Im Meeresboden rund um die Senkaku-Inseln liegen vermutlich Ressourcen, die dem Land wirtschaftlich wieder auf die Beine helfen könnten: Schätzungen der US-Energiebehörde Energy Information Administration gehen von 60 bis 100 Millionen Barrel Öl aus, die rund um die strittigen Inseln im Boden schlummern. Für ein Land wie Japan sind das Rohstoffe von unermesslichem Wert. Aus zwei Gründen: Einerseits ist Japan stark von Rohstoffimporten abhängig. Allein heuer hat das Land von Jänner bis August Rohöl im Wert von 35 Milliarden Dollar aus Nahost importiert. Das entspricht mehr als einem Drittel des Gesamtbudgets Österreichs. Andererseits steht Japan eine Energiekrise ins Haus: Bis zum Jahr 2011 produzierte Japan 30 Prozent seines Stroms mit AKW. Durch die Kernschmelzen in Fukushima-Daiichi ist Atomenergie keine Option mehr. Mittlerweile hat sich die Regierung darauf geeinigt, bis 2040 alle Kernreaktoren vom Netz zu nehmen. Der öffentliche Druck für einen früheren Ausstieg ist enorm: Laut einer Umfrage der "Asahi Shimbun" wollen 58 Prozent der Bevölkerung einen Atomausstieg binnen eines Jahrzehntes. Da stellen die Öl- und Gasvorkommen rund um Senkaku eine Alternative dar, die rasch Abhilfe schaffen könnte.

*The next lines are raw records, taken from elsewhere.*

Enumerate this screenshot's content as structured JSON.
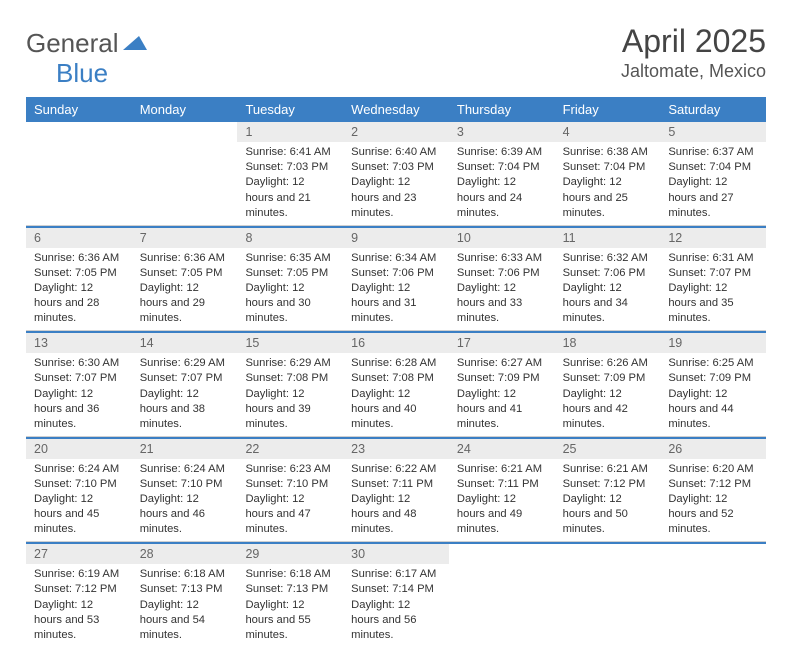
{
  "brand": {
    "part1": "General",
    "part2": "Blue"
  },
  "title": "April 2025",
  "location": "Jaltomate, Mexico",
  "colors": {
    "accent": "#3b7fc4",
    "header_bg": "#ececec",
    "text": "#333333",
    "muted": "#666666",
    "background": "#ffffff"
  },
  "weekdays": [
    "Sunday",
    "Monday",
    "Tuesday",
    "Wednesday",
    "Thursday",
    "Friday",
    "Saturday"
  ],
  "weeks": [
    [
      null,
      null,
      {
        "day": "1",
        "sunrise": "6:41 AM",
        "sunset": "7:03 PM",
        "daylight": "12 hours and 21 minutes."
      },
      {
        "day": "2",
        "sunrise": "6:40 AM",
        "sunset": "7:03 PM",
        "daylight": "12 hours and 23 minutes."
      },
      {
        "day": "3",
        "sunrise": "6:39 AM",
        "sunset": "7:04 PM",
        "daylight": "12 hours and 24 minutes."
      },
      {
        "day": "4",
        "sunrise": "6:38 AM",
        "sunset": "7:04 PM",
        "daylight": "12 hours and 25 minutes."
      },
      {
        "day": "5",
        "sunrise": "6:37 AM",
        "sunset": "7:04 PM",
        "daylight": "12 hours and 27 minutes."
      }
    ],
    [
      {
        "day": "6",
        "sunrise": "6:36 AM",
        "sunset": "7:05 PM",
        "daylight": "12 hours and 28 minutes."
      },
      {
        "day": "7",
        "sunrise": "6:36 AM",
        "sunset": "7:05 PM",
        "daylight": "12 hours and 29 minutes."
      },
      {
        "day": "8",
        "sunrise": "6:35 AM",
        "sunset": "7:05 PM",
        "daylight": "12 hours and 30 minutes."
      },
      {
        "day": "9",
        "sunrise": "6:34 AM",
        "sunset": "7:06 PM",
        "daylight": "12 hours and 31 minutes."
      },
      {
        "day": "10",
        "sunrise": "6:33 AM",
        "sunset": "7:06 PM",
        "daylight": "12 hours and 33 minutes."
      },
      {
        "day": "11",
        "sunrise": "6:32 AM",
        "sunset": "7:06 PM",
        "daylight": "12 hours and 34 minutes."
      },
      {
        "day": "12",
        "sunrise": "6:31 AM",
        "sunset": "7:07 PM",
        "daylight": "12 hours and 35 minutes."
      }
    ],
    [
      {
        "day": "13",
        "sunrise": "6:30 AM",
        "sunset": "7:07 PM",
        "daylight": "12 hours and 36 minutes."
      },
      {
        "day": "14",
        "sunrise": "6:29 AM",
        "sunset": "7:07 PM",
        "daylight": "12 hours and 38 minutes."
      },
      {
        "day": "15",
        "sunrise": "6:29 AM",
        "sunset": "7:08 PM",
        "daylight": "12 hours and 39 minutes."
      },
      {
        "day": "16",
        "sunrise": "6:28 AM",
        "sunset": "7:08 PM",
        "daylight": "12 hours and 40 minutes."
      },
      {
        "day": "17",
        "sunrise": "6:27 AM",
        "sunset": "7:09 PM",
        "daylight": "12 hours and 41 minutes."
      },
      {
        "day": "18",
        "sunrise": "6:26 AM",
        "sunset": "7:09 PM",
        "daylight": "12 hours and 42 minutes."
      },
      {
        "day": "19",
        "sunrise": "6:25 AM",
        "sunset": "7:09 PM",
        "daylight": "12 hours and 44 minutes."
      }
    ],
    [
      {
        "day": "20",
        "sunrise": "6:24 AM",
        "sunset": "7:10 PM",
        "daylight": "12 hours and 45 minutes."
      },
      {
        "day": "21",
        "sunrise": "6:24 AM",
        "sunset": "7:10 PM",
        "daylight": "12 hours and 46 minutes."
      },
      {
        "day": "22",
        "sunrise": "6:23 AM",
        "sunset": "7:10 PM",
        "daylight": "12 hours and 47 minutes."
      },
      {
        "day": "23",
        "sunrise": "6:22 AM",
        "sunset": "7:11 PM",
        "daylight": "12 hours and 48 minutes."
      },
      {
        "day": "24",
        "sunrise": "6:21 AM",
        "sunset": "7:11 PM",
        "daylight": "12 hours and 49 minutes."
      },
      {
        "day": "25",
        "sunrise": "6:21 AM",
        "sunset": "7:12 PM",
        "daylight": "12 hours and 50 minutes."
      },
      {
        "day": "26",
        "sunrise": "6:20 AM",
        "sunset": "7:12 PM",
        "daylight": "12 hours and 52 minutes."
      }
    ],
    [
      {
        "day": "27",
        "sunrise": "6:19 AM",
        "sunset": "7:12 PM",
        "daylight": "12 hours and 53 minutes."
      },
      {
        "day": "28",
        "sunrise": "6:18 AM",
        "sunset": "7:13 PM",
        "daylight": "12 hours and 54 minutes."
      },
      {
        "day": "29",
        "sunrise": "6:18 AM",
        "sunset": "7:13 PM",
        "daylight": "12 hours and 55 minutes."
      },
      {
        "day": "30",
        "sunrise": "6:17 AM",
        "sunset": "7:14 PM",
        "daylight": "12 hours and 56 minutes."
      },
      null,
      null,
      null
    ]
  ],
  "labels": {
    "sunrise": "Sunrise:",
    "sunset": "Sunset:",
    "daylight": "Daylight:"
  }
}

Sicherheitspolitisch ist der Inselstreit für Japan von Vorteil. Durch die Ambitionen des Gouverneurs von Tokio, Shintaro Ishihara, die Inseln zu kaufen, war die Regierung zum Handeln verpflichtet: Besser, die Inseln sind in der Hand des Staates als in der eines nationalistischen China-Falken. Die Sicherheit zu diesem Schritt gab Tokio das Verteidigungsbündnis mit den USA. Zu diesem Zeitpunkt kein ungefährlicher Schachzug, da sich Japan nicht sicher sein konnte, ob sich die USA tatsächlich in solch einer brisanten Angelegenheit eindeutig auf seine Seite stellen würden. Aber so zwang Japan die USA zu einer klaren Aussage: Am 19. September versicherte US-Verteidigungsminister Leon Panetta in einem Treffen mit Xi Jinping, damals Staatschef in spe von China, dass die Senkaku-Inseln durch Artikel fünf des Sicherheitsabkommens abgedeckt seien. Im Falle einer Aggression Chinas wären die USA dazu verpflichtet, Japan zu Hilfe zu eilen.
Ginge es beiden Seiten bloß um einen nationalistischen Konflikt, wäre die Situation bereits eskaliert. Dazu ist man wirtschaftlich viel zu abhängig voneinander. Aus der Sicht Japans ist das Kalkül klar: Man nimmt kurzfristige Spannungen in Kauf, um sich gut neben China im Pazifik-Raum platzieren zu können und größer werdende Abhängigkeiten zu vermeiden.